Que fait exactement le nāsikh ?
Le nāsikh lève-t-il un ḥukm qui aurait duré, ou révèle-t-il le terme que le ḥukm portait depuis toujours ? Et ce débat est-il purement verbal ?
Ḥaqīqa Rafʿ / bayān

Les deux thèses et le nœud du débat

  • Rafʿ (la plupart des vérificateurs, al-Qāḍī, al-Ghazālī) : sans la survenue du nāsikh, le ḥukm serait demeuré ; il a cessé par la survenue de l'abrogeant. Le second dalīl est cause de la disparition du premier.
  • Bayān (l'Ustādh Abū Isḥāq, Imām al-Ḥaramayn, la plupart des fuqahāʾ) : le premier khiṭāb s'achevait de lui-même à ce moment — il était borné, dans la science d'Allah, à un terme ; le dalīl nouveau ne fait que manifester ce terme.

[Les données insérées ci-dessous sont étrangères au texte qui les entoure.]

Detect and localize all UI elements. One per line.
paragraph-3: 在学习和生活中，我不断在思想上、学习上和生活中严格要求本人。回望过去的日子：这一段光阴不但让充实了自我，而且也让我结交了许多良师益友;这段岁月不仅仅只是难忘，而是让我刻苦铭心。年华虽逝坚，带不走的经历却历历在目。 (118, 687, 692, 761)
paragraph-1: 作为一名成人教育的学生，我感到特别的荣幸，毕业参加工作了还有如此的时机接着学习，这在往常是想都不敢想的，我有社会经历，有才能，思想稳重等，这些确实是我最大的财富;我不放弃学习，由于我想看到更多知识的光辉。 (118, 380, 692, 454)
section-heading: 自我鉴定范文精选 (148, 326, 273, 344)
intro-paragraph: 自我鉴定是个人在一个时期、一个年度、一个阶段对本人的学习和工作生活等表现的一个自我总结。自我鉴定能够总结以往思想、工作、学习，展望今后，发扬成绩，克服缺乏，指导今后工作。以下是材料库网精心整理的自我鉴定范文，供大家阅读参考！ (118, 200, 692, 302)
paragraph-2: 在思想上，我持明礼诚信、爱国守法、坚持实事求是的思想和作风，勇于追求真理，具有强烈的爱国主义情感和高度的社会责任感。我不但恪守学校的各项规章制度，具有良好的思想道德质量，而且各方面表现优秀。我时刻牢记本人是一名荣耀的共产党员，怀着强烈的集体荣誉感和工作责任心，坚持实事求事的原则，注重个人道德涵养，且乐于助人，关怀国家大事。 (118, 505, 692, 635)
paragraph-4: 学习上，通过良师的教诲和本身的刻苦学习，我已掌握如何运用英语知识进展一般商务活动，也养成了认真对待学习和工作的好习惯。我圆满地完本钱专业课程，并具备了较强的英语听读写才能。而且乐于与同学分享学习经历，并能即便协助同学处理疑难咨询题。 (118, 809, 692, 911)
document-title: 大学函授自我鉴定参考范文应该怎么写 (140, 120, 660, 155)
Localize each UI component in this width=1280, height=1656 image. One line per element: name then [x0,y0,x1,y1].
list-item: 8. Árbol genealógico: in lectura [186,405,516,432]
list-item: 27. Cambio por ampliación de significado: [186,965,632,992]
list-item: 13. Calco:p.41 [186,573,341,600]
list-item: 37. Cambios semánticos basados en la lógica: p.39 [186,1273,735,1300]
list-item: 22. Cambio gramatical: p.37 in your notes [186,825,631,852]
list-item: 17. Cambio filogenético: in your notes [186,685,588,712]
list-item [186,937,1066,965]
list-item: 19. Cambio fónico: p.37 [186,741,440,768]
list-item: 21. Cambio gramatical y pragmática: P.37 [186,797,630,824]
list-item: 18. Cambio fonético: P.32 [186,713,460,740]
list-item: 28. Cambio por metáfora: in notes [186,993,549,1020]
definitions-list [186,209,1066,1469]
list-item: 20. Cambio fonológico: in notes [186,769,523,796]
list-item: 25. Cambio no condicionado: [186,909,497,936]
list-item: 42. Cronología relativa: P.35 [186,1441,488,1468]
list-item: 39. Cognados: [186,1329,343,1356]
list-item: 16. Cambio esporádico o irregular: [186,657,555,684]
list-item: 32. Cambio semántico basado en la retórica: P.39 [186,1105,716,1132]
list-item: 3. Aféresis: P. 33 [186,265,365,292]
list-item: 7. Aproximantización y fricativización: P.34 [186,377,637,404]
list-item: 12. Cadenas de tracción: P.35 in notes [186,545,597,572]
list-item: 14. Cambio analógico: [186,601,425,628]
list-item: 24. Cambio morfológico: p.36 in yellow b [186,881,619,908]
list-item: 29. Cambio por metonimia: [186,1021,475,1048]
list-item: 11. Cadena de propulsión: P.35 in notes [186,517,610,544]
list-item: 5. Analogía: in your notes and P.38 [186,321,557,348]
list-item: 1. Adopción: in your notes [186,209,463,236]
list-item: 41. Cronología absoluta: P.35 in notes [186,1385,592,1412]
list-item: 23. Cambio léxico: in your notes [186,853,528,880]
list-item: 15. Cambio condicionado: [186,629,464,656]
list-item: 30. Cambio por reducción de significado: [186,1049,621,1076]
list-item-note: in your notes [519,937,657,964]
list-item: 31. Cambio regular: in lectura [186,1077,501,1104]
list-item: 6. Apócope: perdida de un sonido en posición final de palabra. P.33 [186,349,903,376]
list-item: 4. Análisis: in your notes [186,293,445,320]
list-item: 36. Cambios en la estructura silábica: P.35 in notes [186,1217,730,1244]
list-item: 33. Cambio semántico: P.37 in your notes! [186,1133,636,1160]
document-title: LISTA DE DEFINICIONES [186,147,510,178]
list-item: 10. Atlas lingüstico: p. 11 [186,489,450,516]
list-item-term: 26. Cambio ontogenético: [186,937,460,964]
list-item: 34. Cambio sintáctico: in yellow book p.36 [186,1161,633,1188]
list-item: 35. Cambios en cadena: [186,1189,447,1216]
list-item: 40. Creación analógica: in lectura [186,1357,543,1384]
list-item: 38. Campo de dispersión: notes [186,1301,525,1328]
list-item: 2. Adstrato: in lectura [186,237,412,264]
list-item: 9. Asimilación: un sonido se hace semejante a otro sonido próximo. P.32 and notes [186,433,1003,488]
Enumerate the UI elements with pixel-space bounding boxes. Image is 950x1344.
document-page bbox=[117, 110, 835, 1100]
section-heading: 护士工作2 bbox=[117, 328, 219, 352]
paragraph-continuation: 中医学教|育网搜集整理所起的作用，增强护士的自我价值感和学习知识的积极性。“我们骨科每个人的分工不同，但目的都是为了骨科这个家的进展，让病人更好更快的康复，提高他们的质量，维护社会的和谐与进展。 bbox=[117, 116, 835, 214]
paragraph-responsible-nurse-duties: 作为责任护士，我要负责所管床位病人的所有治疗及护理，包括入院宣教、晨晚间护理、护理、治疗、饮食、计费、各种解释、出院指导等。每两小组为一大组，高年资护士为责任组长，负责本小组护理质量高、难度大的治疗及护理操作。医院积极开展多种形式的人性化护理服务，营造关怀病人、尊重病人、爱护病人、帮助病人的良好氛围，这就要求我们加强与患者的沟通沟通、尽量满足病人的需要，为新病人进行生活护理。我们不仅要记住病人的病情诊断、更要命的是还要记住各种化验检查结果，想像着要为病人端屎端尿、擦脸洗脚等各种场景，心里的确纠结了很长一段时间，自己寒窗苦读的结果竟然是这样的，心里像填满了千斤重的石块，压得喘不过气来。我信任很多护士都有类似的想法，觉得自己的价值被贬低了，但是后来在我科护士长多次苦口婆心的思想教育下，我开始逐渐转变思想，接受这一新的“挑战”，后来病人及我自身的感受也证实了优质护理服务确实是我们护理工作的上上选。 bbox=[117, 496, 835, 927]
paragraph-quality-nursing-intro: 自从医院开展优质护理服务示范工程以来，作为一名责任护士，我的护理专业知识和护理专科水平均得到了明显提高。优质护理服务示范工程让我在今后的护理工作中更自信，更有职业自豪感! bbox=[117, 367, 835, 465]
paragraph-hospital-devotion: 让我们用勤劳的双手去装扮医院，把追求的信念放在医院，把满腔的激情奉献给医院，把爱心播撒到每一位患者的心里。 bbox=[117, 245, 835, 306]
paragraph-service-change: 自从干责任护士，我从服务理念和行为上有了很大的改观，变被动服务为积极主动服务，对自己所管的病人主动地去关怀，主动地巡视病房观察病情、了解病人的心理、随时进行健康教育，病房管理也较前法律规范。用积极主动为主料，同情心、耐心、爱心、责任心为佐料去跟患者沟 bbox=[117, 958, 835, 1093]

  • L'objection des seconds : le ḥukm remonte au kalām d'Allah, qui est qadīm (éternel) — et l'éternel ne se « lève » pas. Réponse : ce qui est levé n'est pas l'essence du ḥukm mais son taʿalluq — son rattachement aux actes des mukallafīn. Tous s'accordent : le ḥukm antérieur a cessé quant à son rattachement, non quant à son essence.
  • Le point résiduel : la cessation du premier s'impute-t-elle à l'existence du second (alors il le « lève »), ou le premier « s'est achevé » de lui-même ? Zarkashī compare : c'est l'analogue du débat de kalām sur la disparition des accidents (par soi ou par le contraire), et du débat de fiqh sur al-zāʾil al-ʿāʾid (ce qui disparaît puis revient : comme s'il n'avait jamais disparu, ou jamais existé ?). D'où l'erreur de qui croit le débat purement verbal : il a des répondants réels en kalām et en fiqh.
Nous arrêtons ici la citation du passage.